Теперь такое время: судьба большинства решается через судьбу меньшинств. Это нам непривычно. Мы думаем, что должно быть наоборот. Нам далеко до так называемой демократии меньшинств. Она складывается в обществе, которое себя видит именно состоящим из самых разных меньшинств — традиционных и новомодных, постоянных и временных. А человек там себя видит членом не какого-то одного меньшинства раз и навсегда, но нескольких и по его выбору. Связность общества в таком случае не жесткая, но высокая, идентичность человека гибкая, но прочная.

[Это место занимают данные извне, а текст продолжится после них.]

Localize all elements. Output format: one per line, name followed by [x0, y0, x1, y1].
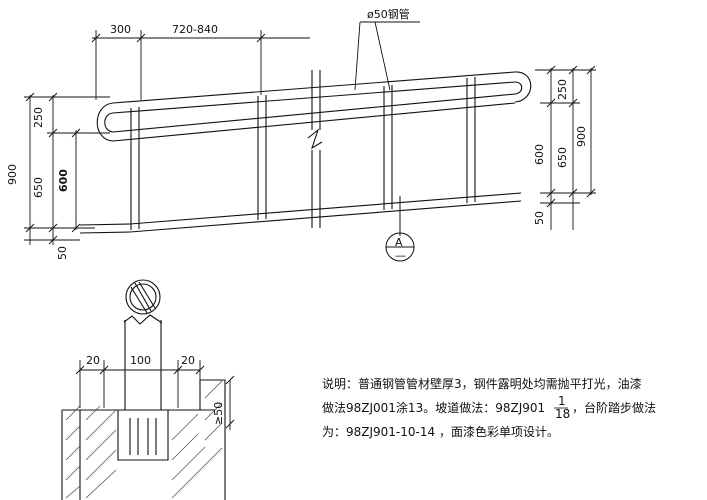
note-line-3: 为：98ZJ901-10-14 ，面漆色彩单项设计。	[322, 425, 559, 439]
left-dim-upper: 250	[32, 107, 45, 128]
left-dim-inner: 600	[57, 169, 70, 192]
mid-rail	[112, 93, 516, 142]
post-1	[130, 107, 140, 230]
note-line-1: 说明：普通钢管管材壁厚3，钢件露明处均需抛平打光，油漆	[322, 376, 642, 391]
break-post	[307, 70, 323, 228]
note-fraction-bottom: 18	[555, 407, 570, 421]
detail-dim-side-right: 20	[181, 354, 195, 367]
detail-dim-side-left: 20	[86, 354, 100, 367]
section-detail	[61, 279, 226, 500]
right-dimension-lines	[535, 65, 596, 230]
section-marker-sub: —	[395, 249, 406, 262]
note-line-2: 做法98ZJ001涂13。坡道做法：98ZJ901	[322, 400, 545, 415]
note-line-2-tail: ，台阶踏步做法	[572, 400, 656, 415]
right-rail-loop	[514, 71, 532, 103]
left-dim-base: 50	[56, 246, 69, 260]
section-marker-letter: A	[395, 236, 403, 249]
right-dim-upper: 250	[556, 79, 569, 100]
ground-rail	[79, 192, 522, 234]
post-3	[383, 85, 393, 210]
detail-dim-width: 100	[130, 354, 151, 367]
note-fraction-top: 1	[558, 394, 566, 408]
left-dimension-lines	[24, 92, 110, 245]
section-hatch	[65, 380, 223, 499]
detail-dimension-lines	[75, 360, 235, 430]
pipe-callout	[354, 21, 420, 91]
left-rail-loop	[96, 102, 114, 142]
right-dim-lower: 650	[556, 147, 569, 168]
handrail-elevation	[79, 70, 532, 234]
right-dim-base: 50	[533, 211, 546, 225]
pipe-label: ø50钢管	[367, 7, 410, 21]
left-dim-total: 900	[6, 164, 19, 185]
post-2	[257, 95, 267, 220]
right-dim-total: 900	[575, 126, 588, 147]
dim-end-offset: 300	[110, 23, 131, 36]
left-dim-lower: 650	[32, 177, 45, 198]
dim-post-spacing: 720-840	[172, 23, 218, 36]
detail-dim-depth: ≥50	[212, 402, 225, 425]
notes-block: 说明：普通钢管管材壁厚3，钢件露明处均需抛平打光，油漆 做法98ZJ001涂13…	[322, 376, 656, 439]
section-marker	[385, 196, 415, 262]
right-dim-inner: 600	[533, 144, 546, 165]
top-rail	[112, 71, 516, 114]
top-dimension-line	[91, 30, 310, 100]
post-4	[466, 77, 476, 203]
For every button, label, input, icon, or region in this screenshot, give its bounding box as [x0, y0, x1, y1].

Мы же пока живем, радуясь, что принадлежим большинству, и уверены, что главное, что обязано делать меньшинство,— это подчиняться нам, раз нас больше. И если желаем демократии, то демократии большинства. Правда, мы пока имеем ее в своеобразной форме: у нас есть государство, которое, как считается, от имени этого большинства и в интересах этого большинства и выступает. Такая госдемократия. (Впрочем, нашу демократию россияне и хотят чаще всего иметь особенной, не такой, как на Западе.)
Но если публика начинает задумываться: "А государство — это кто?", то приходит к выводу, что это сонмы чиновников, часть которых мы видим каждый день лично, часть по телевизору, а часть не видим никогда. Их много, их становится все больше, но они все же меньшинство в нашем обществе. И это первое меньшинство, от которого жизнь большинства зависит самым непосредственным образом. Верящая, что без государства нам никуда, публика в основном соглашалась с их всевластием. Но вот в декабре 2011 года дело подошло к краю. Активная часть общества, возмущенная тем, что бюрократия творит с голосами избирателей, вышла на улицы. Против меньшинства, считавшего, что оно и есть государство, поднялось меньшинство, которое считало, что оно и есть общество.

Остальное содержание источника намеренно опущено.